Multiple sources confirmed that attribution for "certain JSAs" was part of the quadrennial review order circulated by Genachowski among the other commissioners for a vote, though those officials had not done a deep dive into the details. Not being counted against ownership totals are shared services agreements, according to a highly placed FCC source. Some commenters, including cable operators, had pushed the commission to include those as well.
The FCC in 2003 voted to make radio JSAs attributable, but did not extend that to TV. The following year, it tentatively concluded that it should. In releasing its Notice of Proposed Rulemaking on the quadrennial review in December of last year, the commission again asked whether it was time to extend it to TV, but said it had reached no conclusion.
Even some opponents of adding TV JSAs to the attribution roster have wondered why the FCC hadn't dropped that other shoe before now.
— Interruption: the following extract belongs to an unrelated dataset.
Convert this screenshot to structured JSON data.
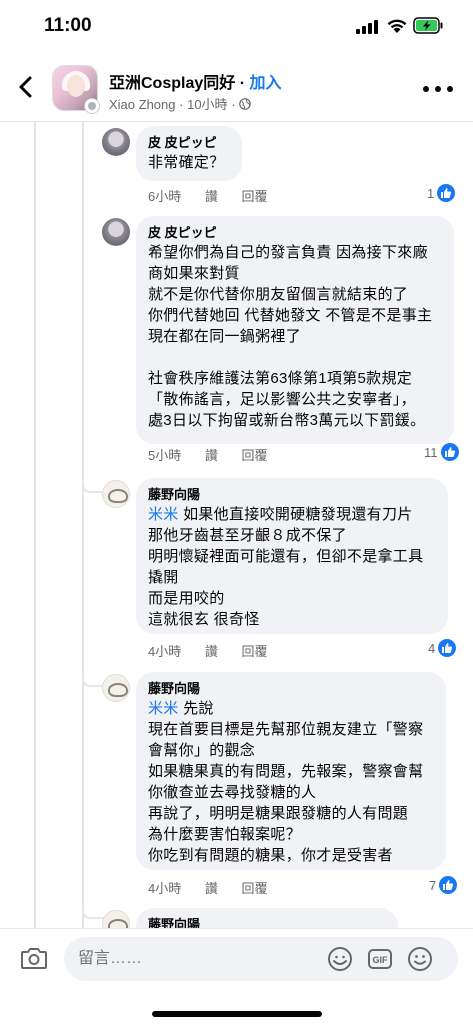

The FCC currently limits local TV station owners to no more than two stations in a market (a duopoly) so long as one of the stations is not among the top for stations in the market based on market share and at least eight independently owned stations remain in the market. Now, selling ad time on another TV station in the market could trigger those limits.
The FCC already counts certain local marketing agreements (LMAs) toward its local limits. Those are deals in which a broker buys blocks on time on a station, supplies the programming and sells the ad time.
While FCC sources had seen the summary of the order, they had not gotten into the details of the extensive document at press time. That may have been because staffers were working on vetting the Tribune waiver decision, which the Media Bureau's wants to release Friday.
As a result, those sources did not know whether existing JSAs would be grandfathered under the proposal, and if so, for how long. In the case of radio, stations had two years to come into compliance, according to an attorney familiar with the rules.
According to sources, the "certain JSAs" meant those selling 15% or more of the other station's ad time, the same threshhold it applied to radio JSAs. And however the FCC slices it, the National Association of Broadcasters, which opposes the move, won't be happy if that part of the order survives edits from the commissioners now vetting the item. NAB declined comment at presstime.
Most likely that part of the order will have the three Democrat votes it needs to survive any pushback from Republicans on the commission.
Cable operators, broadcast unions and others have complained that JSAs and other joint sales and services agreements constitute de facto control by the brokering stations and are simply a way to skirt local market caps and give the combined stations more leverage in joint retrans negotiations.
Broadcasters have argued that many multichannel video providers have "substantially larger" shares of a local market than TV stations, even broadcasters with joint sales or services agreements for more than one station in a market. They say that trying to achieve carriage negotiation "symmetry" by limiting broadcasters' local market scale would be bound to fail.